Researchers develop magnetic algae microrobots to remove microplastics from aquatic environments
30 Oct 2023 — Researchers at Central European Institute of Technology at Brno University of Technology, Czech Republic, have developed a novel solution to remove micro and nanoplastics from the aquatic environment. By integrating microalgae platforms with magnetic nanoparticles, they have created biohybrid microrobots, known as “magnetic algae robots” (MARs).
Chlorella vulgaris, a widely used microalgae in various biotechnology applications, serves as the structural platform for these microbots. By adorning the surface of the algae cells with Fe3O4 (magnetic oxide) nanoparticles, the team achieved MARs that respond to wireless magnetic manipulation, offering a rapid and precise on/off response to the magnetic field without the need for chemical fuels or costly metals.
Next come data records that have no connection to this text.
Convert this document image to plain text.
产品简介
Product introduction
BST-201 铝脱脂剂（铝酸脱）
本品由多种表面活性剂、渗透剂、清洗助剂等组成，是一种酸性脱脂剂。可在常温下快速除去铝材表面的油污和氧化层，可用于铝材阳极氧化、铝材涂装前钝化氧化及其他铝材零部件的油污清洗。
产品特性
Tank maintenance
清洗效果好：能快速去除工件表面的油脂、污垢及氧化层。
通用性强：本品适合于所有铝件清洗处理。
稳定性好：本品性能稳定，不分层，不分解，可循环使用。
“Taking advantage of their active motion, MARs exhibited considerable efficiencies of 92% for nanoplastics and 70% for microplastics. The reusability of MARs was also tested over five cycles, preserving ≈80% removal efficiency for nanoplastics and approximately 54% for microplastics,” inform the researchers.
Furthermore, the nanoparticles had a hormesis effect on algae growth rather than posing higher toxicity concerns.
The MARs boast active movement and effective electrostatic interactions. In a series of experiments, the researchers demonstrated that MARs are exceptionally efficient at capturing nanoplastics, outperforming their performance with microplastics.
One notable feature of these magnetic microrobots highlighted by the researchers is their adaptability to different aquatic environments, enhancing their practicality and rendering them promising candidates for real-world applications.
Biohybrid MARs for effective removal of micro and nanoplastics from water (Image credit: X. Peng et. al).The study was published in the Advanced Functional Materials journal.
Cost-effective and efficient
The creation of these biohybrid MARs offers a sustainable, cost-effective and efficient method for the capture and removal of micro and nanoplastics from aquatic environments.
According to the researchers, traditional removal methods have proven inadequate, especially when dealing with tiny plastic fragments. This has necessitated the urgent development of efficient and reliable strategies to mitigate the risks associated with micro and nanoplastics.
Embracing sustainability, the MARs offer a low-cost and eco-friendly solution, aligning with the growing consumer awareness and policy crackdown on climate change.
“In conclusion, we have presented eco-friendly and magnetic field-driven algae-based microrobots for effective capture and removal of micro/nanoplastics from the aquatic environment,” write the researchers.
“The introduced biohybrid microrobots, originating from naturally existing microalgae integrated with magnetic Fe3O4 nanoparticles, hold considerable promise for addressing environmental challenges associated with micro and nanoplastics sustainably and cost-effectively.”